Metadata management relies on making metadata explicit and recording it. If it's not “written down”, it can't be used to manage data.
1. Develop and communicate your metadata framework
It is useful to have a clear model of how metadata supports your data. Communicating this model within your organisation (and externally where appropriate) promotes understanding and consistency.
Don't make people guess about your metadata. Tell them what you use so it can inform both human interpretation and computer-based processes. For example, datasets must have structural metadata associated with them to enable use. It is important that this metadata is in a structured, consistent format which is able to be understood by anyone who may need it.
2. Support the lifecycle
Metadata has a life-cycle, from creation to active use and eventual retirement, that needs to be kept in mind. Develop methods and processes for dealing with retired or superseded metadata as well as metadata in current use.
This allows easier differentiation of current metadata, making inadvertent use of outdated metadata less likely. For example, conceptual metadata for a data item would be superseded if a new classification were introduced.
3. Make metadata active
Some metadata is passive, it's just documentation for data. Active metadata is used to control automated processes. Make metadata an integral part of the business process.
Making metadata active whenever possible will deliver more consistent processes as well as ensuring that the metadata itself is current and consistent. For example, using logic tables to define relationships between data items allows those relationships to be interpreted by people as well as machines.
4. Re-use metadata
Re-use existing metadata if it is fit for purpose. Don't create new metadata items until you've checked that an appropriate metadata item doesn't already exist.
Many copies of similar metadata creates confusion and complexity. Re-use, however, promotes efficiency and consistency. For example, by not having to respecify conceptual metadata for a data item appearing in more than one collection.
5. Preserve history
When you look at data you need to know about the metadata that went with that data at the time it was created, not just the latest version. Systems and process that deal with metadata should preserve the history of versions of your metadata.

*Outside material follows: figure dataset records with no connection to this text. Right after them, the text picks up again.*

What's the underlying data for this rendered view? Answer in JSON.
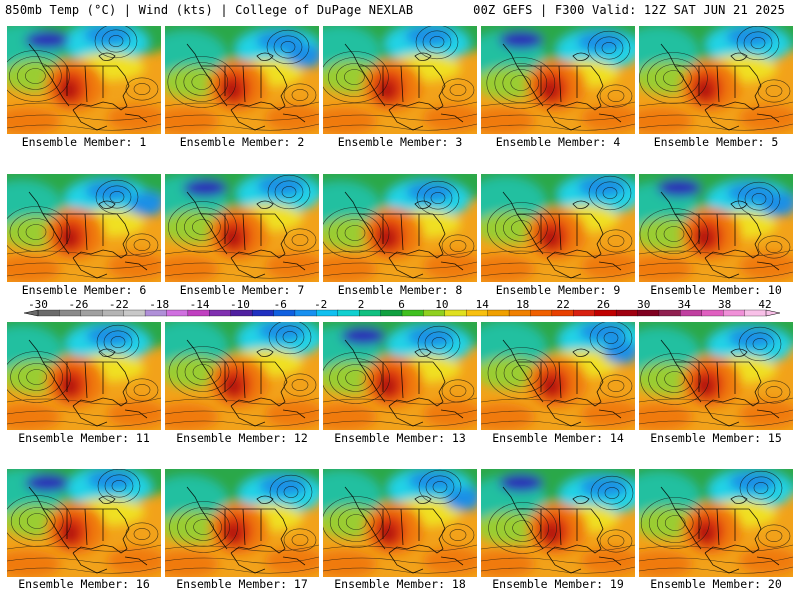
{
  "header": {
    "left": "850mb Temp (°C) | Wind (kts) | College of DuPage NEXLAB",
    "right": "00Z GEFS | F300 Valid: 12Z SAT JUN 21 2025"
  },
  "members": [
    "Ensemble Member: 1",
    "Ensemble Member: 2",
    "Ensemble Member: 3",
    "Ensemble Member: 4",
    "Ensemble Member: 5",
    "Ensemble Member: 6",
    "Ensemble Member: 7",
    "Ensemble Member: 8",
    "Ensemble Member: 9",
    "Ensemble Member: 10",
    "Ensemble Member: 11",
    "Ensemble Member: 12",
    "Ensemble Member: 13",
    "Ensemble Member: 14",
    "Ensemble Member: 15",
    "Ensemble Member: 16",
    "Ensemble Member: 17",
    "Ensemble Member: 18",
    "Ensemble Member: 19",
    "Ensemble Member: 20"
  ],
  "colorbar": {
    "labels": [
      "-30",
      "-26",
      "-22",
      "-18",
      "-14",
      "-10",
      "-6",
      "-2",
      "2",
      "6",
      "10",
      "14",
      "18",
      "22",
      "26",
      "30",
      "34",
      "38",
      "42"
    ],
    "colors": [
      "#6b6b6b",
      "#8a8a8a",
      "#a0a0a0",
      "#b4b4b4",
      "#c8c8c8",
      "#b090d8",
      "#d070e0",
      "#c040c0",
      "#8030b0",
      "#5020a0",
      "#2030c0",
      "#1060e0",
      "#1890f0",
      "#10c0f0",
      "#10d0d0",
      "#10c080",
      "#10a040",
      "#40c020",
      "#90d020",
      "#e0e020",
      "#f8c010",
      "#f0a000",
      "#f08000",
      "#f06000",
      "#e84000",
      "#d82010",
      "#c00000",
      "#a00010",
      "#800020",
      "#902050",
      "#c040a0",
      "#e060c0",
      "#f090d8",
      "#f8c0e8"
    ]
  },
  "temp_colors": {
    "cold2": "#2a2ab8",
    "cold1": "#1a8fe6",
    "cyan": "#22d3e6",
    "teal": "#20c0a0",
    "green": "#2aa84a",
    "ygreen": "#9acd32",
    "yellow": "#f0e020",
    "orange": "#f2a21a",
    "dorange": "#f07a10",
    "red": "#e03a10",
    "dred": "#b01010"
  }
}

This allows the comparison of data over time even though methods may have changed. A simple example is to maintain structural metadata for historical datasets to enable comparison over time.
6. Register metadata
Developing processes to register metadata lends authority to metadata and promotes use of standard metadata. You need to be able to determine who created a given metadata element and what authority they had, when it was created, its current status (whether its in use, retired etc) and who is currently responsible for it.

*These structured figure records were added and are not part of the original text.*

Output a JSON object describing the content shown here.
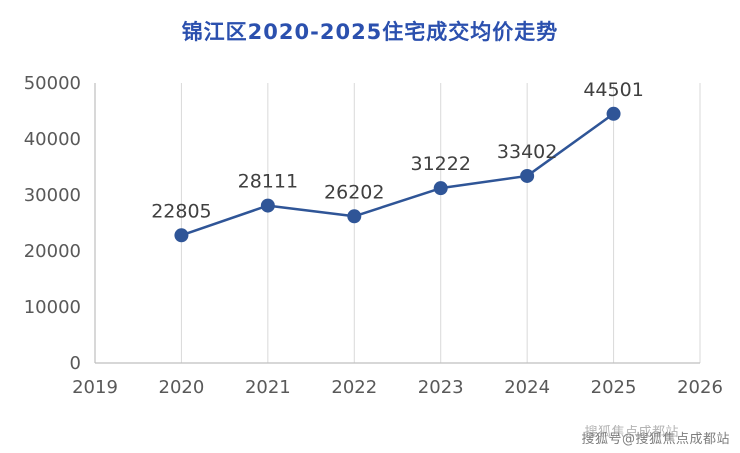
{
  "title": "锦江区2020-2025住宅成交均价走势",
  "watermark": {
    "main": "搜狐号@搜狐焦点成都站",
    "shadow": "搜狐焦点成都站"
  },
  "colors": {
    "title": "#2b50ae",
    "line": "#2f5597",
    "marker": "#2f5597",
    "grid": "#d9d9d9",
    "axis": "#bfbfbf",
    "tick_label": "#595959",
    "data_label": "#404040"
  },
  "chart_data": {
    "type": "line",
    "title": "锦江区2020-2025住宅成交均价走势",
    "x": [
      2020,
      2021,
      2022,
      2023,
      2024,
      2025
    ],
    "values": [
      22805,
      28111,
      26202,
      31222,
      33402,
      44501
    ],
    "x_ticks": [
      2019,
      2020,
      2021,
      2022,
      2023,
      2024,
      2025,
      2026
    ],
    "y_ticks": [
      0,
      10000,
      20000,
      30000,
      40000,
      50000
    ],
    "xlim": [
      2019,
      2026
    ],
    "ylim": [
      0,
      50000
    ],
    "xlabel": "",
    "ylabel": "",
    "grid": "vertical",
    "legend": "none",
    "marker": "circle"
  }
}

This gives authority to the metadata, promotes re-use, and saves confusion. Registration of metadata is a fundamental enabler for application of many of the other principles.
7. Use standards
Standards are agreed ways of doing things. Data-related standards are of two main types:
- structure and content of data, such as vocabularies and classifications like the Australia and New Zealand Standard Classification of Occupations (ANZSCO), and
- structure and content of metadata, such as standards for geographic information, metadata registries, web resources and statistical data exchange.
These standards are generally agreed across jurisdictions. You may also have preferred use or localstandards, which allow consistent description of data within an jurisdiction. Which standards you use will depend on the context and type of metadata. Use agreed authoritative standards where possible, but if these do not exist or are unsuitable, then stick to local standards. Using authoritative standards encourages real interoperability and comparability between jurisdictions and agencies.
8. Capture metadata once
Capture or develop metadata as close as possible to the process which creates it. This enables re-use of metadata throughout the life of the data rather than needing to develop slightly different metadata for reporting or output later.
Re-purposing metadata avoids inconsistencies in metadata as well as inefficiencies in its creation. We can use, for example, conceptual metadata such as data item labels for both collection and dissemination purposes.
9. Derive metadata
Metadata can often be generated as a byproduct of automated systems. Creating metadata automatically from systems where possible minimises the human effort needed.
This promotes completeness (metadata is always created when a process occurs) and accuracy (limits human errors). For example, extracting explicit structural metadata for datasets from the process which creates them, rather than creating it independently.
10. Metadata needs to be fit for purpose
Data should be supported by metadata that is accessible and usable in context of the information needs of your clients. To be useful, the metadata must be readily available in form that is meaningful to those using it. In many cases, data users get the benefits of good metadata, while data producers bear the costs creating and maintaining it. Make sure the cost of production is justified for the producers, and that the metadata created is useful for users.
Data is not always used immediately. If metadata is not captured when data is produced, the data may be of little value to those trying to use it later when no one remembers what it is or how it is structured. The cost, however, of developing and maintaining perfect metadata for all data held within an agency is likely to outweigh the benefits for both users and producers. Targeting metadata resources in these cases is imperative to ensure a cost benefit balance.